Water, Chemicals And Chemical Compounds

I have a few related questions that have been the topic of many a debate.

Is water a chemical or a chemical compound (aside from being the universal solvent).

Has “chemical” become a generic term? It seems rather pointless to use the term “chemical compound” if you can just as easily say “chemical”. I feel there must be a significant difference between the two and that the term “chemical” is used so as not to confuse the general public.

Lastly, depending how the previous has been answered, are all chemical compounds considered chemicals? Or are there exceptions?

Thanks in advance.

I just use the word ‘compound’ when talking to other chemists. They know it is a chemical and not a fenced off area. eg What compound are you trying to isolate?

I would say ‘chemical’ is synonymous with ‘chemical compound’ when talking about the noun. But ‘chemical’ can be used as a (word wot goes in front of other word) e.g chemical reaction, chemical safety, chemical product, chemical abstracts, chemical engineering, …

All chemical compounds are chemicals.

A chemical compound is a bunch of molecules, with each molecule made up of atoms (elements) combined in constant proportion.

Btw, a chemical substance can by made up of many (or one) compounds or elements.

I hope you win.

In common parlance (and especially when people are trying to sell you health food :rolleyes: ), “chemical” means “something we want you to think is nasty, unnatural, harmful, or all three”.

That really annoys me. So, what antechinus said. (Remember, the only thing that is “chemical-free” is NOTHING, i.e. a vacuum.)

You’re trying to create a distinction that doesn’t exist. The two terms are perfectly synonymous.

Oh, and yes, water is a chemical. A chemical is any molecular compound - which basically excludes ionic compounds (like salts).

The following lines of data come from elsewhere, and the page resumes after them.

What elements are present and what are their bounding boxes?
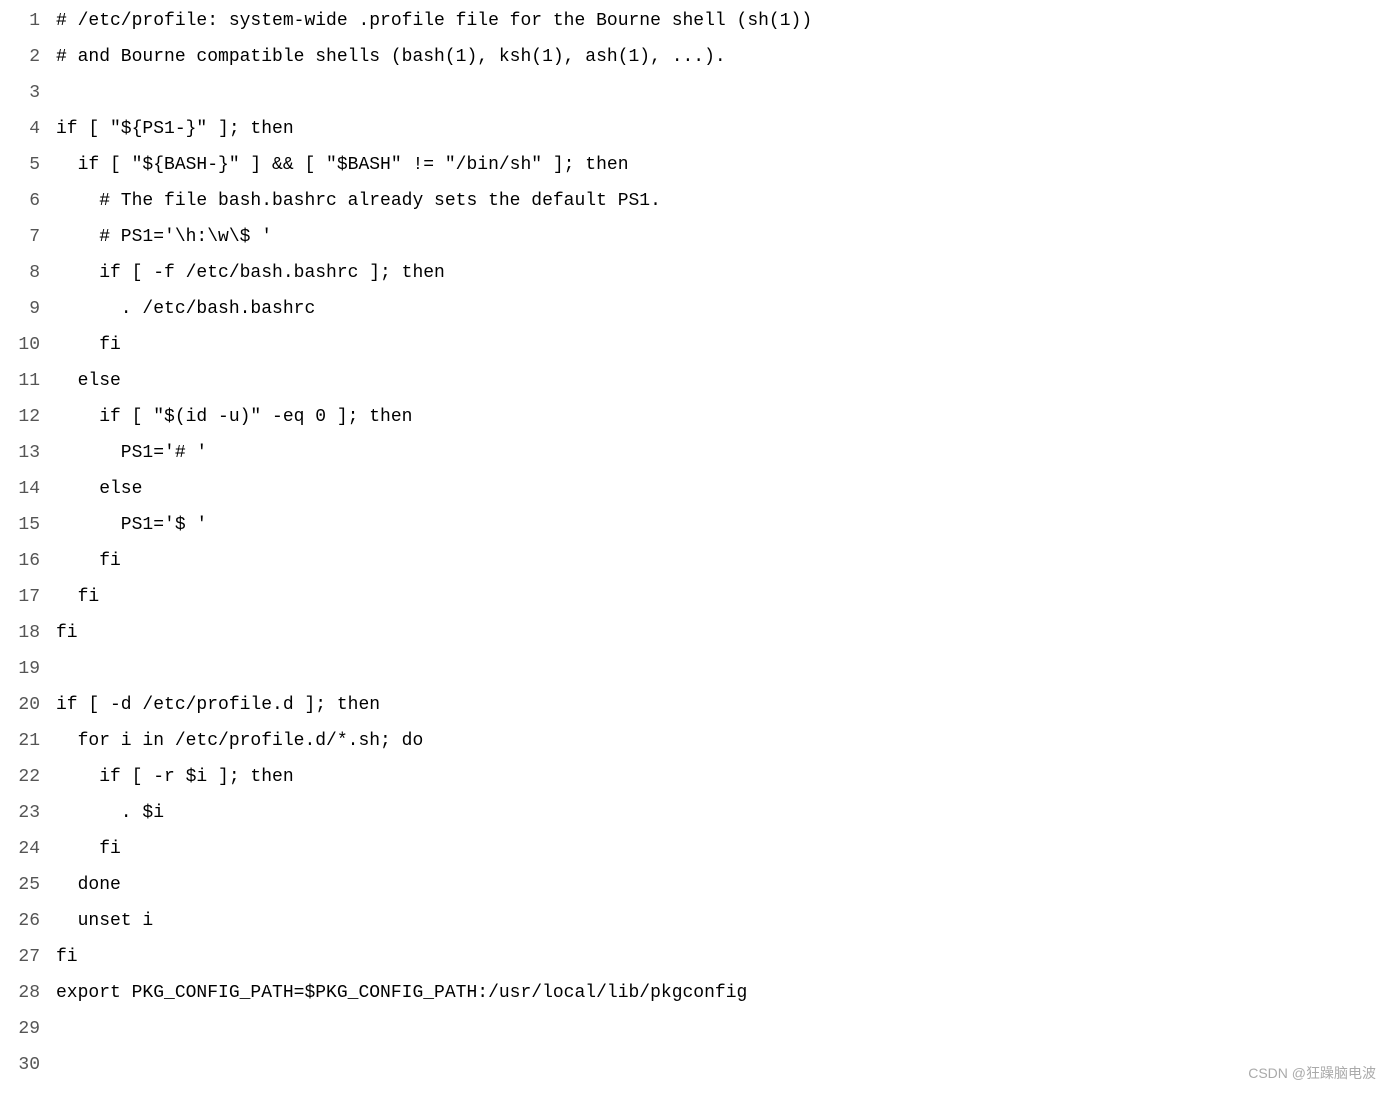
line-number: 26	[8, 908, 40, 935]
code-line: 4 if [ "${PS1-}" ]; then	[0, 116, 1392, 152]
line-content: fi	[56, 620, 78, 647]
code-line: 6 # The file bash.bashrc already sets th…	[0, 188, 1392, 224]
line-content: export PKG_CONFIG_PATH=$PKG_CONFIG_PATH:…	[56, 980, 747, 1007]
line-content: if [ "${PS1-}" ]; then	[56, 116, 294, 143]
line-number: 25	[8, 872, 40, 899]
line-number: 23	[8, 800, 40, 827]
line-number: 2	[8, 44, 40, 71]
line-content: # and Bourne compatible shells (bash(1),…	[56, 44, 726, 71]
line-number: 15	[8, 512, 40, 539]
line-content: fi	[56, 584, 99, 611]
line-number: 16	[8, 548, 40, 575]
line-number: 8	[8, 260, 40, 287]
line-number: 1	[8, 8, 40, 35]
code-line: 1 # /etc/profile: system-wide .profile fi…	[0, 8, 1392, 44]
line-number: 4	[8, 116, 40, 143]
code-line: 28 export PKG_CONFIG_PATH=$PKG_CONFIG_PAT…	[0, 980, 1392, 1016]
code-viewer: 1 # /etc/profile: system-wide .profile fi…	[0, 0, 1392, 1096]
code-line: 26 unset i	[0, 908, 1392, 944]
line-number: 7	[8, 224, 40, 251]
line-number: 24	[8, 836, 40, 863]
line-content: . /etc/bash.bashrc	[56, 296, 315, 323]
code-line: 20 if [ -d /etc/profile.d ]; then	[0, 692, 1392, 728]
line-content: # /etc/profile: system-wide .profile fil…	[56, 8, 812, 35]
code-line: 18 fi	[0, 620, 1392, 656]
line-number: 18	[8, 620, 40, 647]
line-content: # PS1='\h:\w\$ '	[56, 224, 272, 251]
line-number: 5	[8, 152, 40, 179]
code-line: 16 fi	[0, 548, 1392, 584]
code-line: 15 PS1='$ '	[0, 512, 1392, 548]
code-line: 12 if [ "$(id -u)" -eq 0 ]; then	[0, 404, 1392, 440]
code-line: 19	[0, 656, 1392, 692]
code-line: 27 fi	[0, 944, 1392, 980]
line-number: 14	[8, 476, 40, 503]
code-line: 30	[0, 1052, 1392, 1088]
code-line: 21 for i in /etc/profile.d/*.sh; do	[0, 728, 1392, 764]
line-number: 13	[8, 440, 40, 467]
line-content: fi	[56, 836, 121, 863]
code-line: 22 if [ -r $i ]; then	[0, 764, 1392, 800]
code-line: 9 . /etc/bash.bashrc	[0, 296, 1392, 332]
line-number: 17	[8, 584, 40, 611]
line-number: 6	[8, 188, 40, 215]
line-content: done	[56, 872, 121, 899]
line-content: fi	[56, 548, 121, 575]
line-content: if [ "${BASH-}" ] && [ "$BASH" != "/bin/…	[56, 152, 629, 179]
line-content: . $i	[56, 800, 164, 827]
code-line: 5 if [ "${BASH-}" ] && [ "$BASH" != "/bi…	[0, 152, 1392, 188]
line-content: unset i	[56, 908, 153, 935]
line-number: 10	[8, 332, 40, 359]
code-line: 7 # PS1='\h:\w\$ '	[0, 224, 1392, 260]
line-number: 21	[8, 728, 40, 755]
line-number: 19	[8, 656, 40, 683]
code-line: 25 done	[0, 872, 1392, 908]
code-line: 3	[0, 80, 1392, 116]
code-line: 29	[0, 1016, 1392, 1052]
line-content: # The file bash.bashrc already sets the …	[56, 188, 661, 215]
line-content: if [ -r $i ]; then	[56, 764, 294, 791]
line-number: 30	[8, 1052, 40, 1079]
line-content: PS1='# '	[56, 440, 207, 467]
line-content: if [ "$(id -u)" -eq 0 ]; then	[56, 404, 412, 431]
code-line: 23 . $i	[0, 800, 1392, 836]
line-number: 22	[8, 764, 40, 791]
line-number: 20	[8, 692, 40, 719]
line-number: 3	[8, 80, 40, 107]
code-line: 14 else	[0, 476, 1392, 512]
line-number: 12	[8, 404, 40, 431]
line-content: else	[56, 476, 142, 503]
code-line: 2 # and Bourne compatible shells (bash(1)…	[0, 44, 1392, 80]
code-line: 10 fi	[0, 332, 1392, 368]
line-content: if [ -f /etc/bash.bashrc ]; then	[56, 260, 445, 287]
line-number: 9	[8, 296, 40, 323]
line-content: for i in /etc/profile.d/*.sh; do	[56, 728, 423, 755]
line-content: fi	[56, 944, 78, 971]
line-content: else	[56, 368, 121, 395]
line-number: 11	[8, 368, 40, 395]
watermark: CSDN @狂躁脑电波	[1248, 1063, 1376, 1084]
line-number: 29	[8, 1016, 40, 1043]
code-line: 13 PS1='# '	[0, 440, 1392, 476]
line-content: if [ -d /etc/profile.d ]; then	[56, 692, 380, 719]
code-line: 17 fi	[0, 584, 1392, 620]
line-number: 27	[8, 944, 40, 971]
line-content: PS1='$ '	[56, 512, 207, 539]
code-line: 8 if [ -f /etc/bash.bashrc ]; then	[0, 260, 1392, 296]
code-line: 24 fi	[0, 836, 1392, 872]
code-line: 11 else	[0, 368, 1392, 404]
line-number: 28	[8, 980, 40, 1007]
line-content: fi	[56, 332, 121, 359]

The IUPAC ‘Gold Book’, the most authoritative source for chemical definitions, lacks definitions for ‘chemical’ and ‘chemical compound’, probably because these terms are necessarily vague. It does provide this definition for chemical substance:

Note that this definition does not exclude ionic substances (which are comprised of ‘formula units’ of constant composition) or elemental substances comprised of atoms. Making a distinction between these types of substances is unnecessary and confusing (e.g. ‘salt isn’t a chemical [compound], it’s an ionic substance’). Some high-school level definitions of ‘chemical compound’ do require the substance to be comprised of more than one type of atom, but this is a rather pedantic distinction used for teaching the composition of different types of substances.

In the literature, ‘chemical’ and ‘chemical compound’ are not commonly used, for the reason antechinus mentioned. Generally, one would use ‘compound’ or a more descriptive label (‘the alcohol’, ‘the ketone’, ‘the polypeptide’).

Saturday Night Live episode featuring Al Franken:

“Then there’s H2O–simple water! See? Everything’s a chemical!”
“Here, have a drink of this!! It’s H2SO4!”
<gulp, gulp>
“Yes, simple sulfuric acid!”
<gag, splurt>

I would categorically disagree with that statement. Salts are definitely chemicals, by any definition I encountered in my chemistry degree.

:: shuts up ::
Well, I decided not to pursue a chemistry degree, so I can’t argue. I’m probably remembering what I learned in high school chemistry.

It sounds to me like the chemists here are saying that the word “chemical” is used as an adjective only in their field, not a noun. But in popular usage, we laity say “chemical” to mean “chemical compound.”

Agree. You can quibble over whether or not it’s a compound and/or a molecule–if anything, the entire lattice could be one large molecule–but it’s definitely a chemical.

Couldn’t one also refer to a chemical element, i.e., a substance that is made of single atoms not bonded together - covalently or ionically - such as helium, neon, or other noble elements?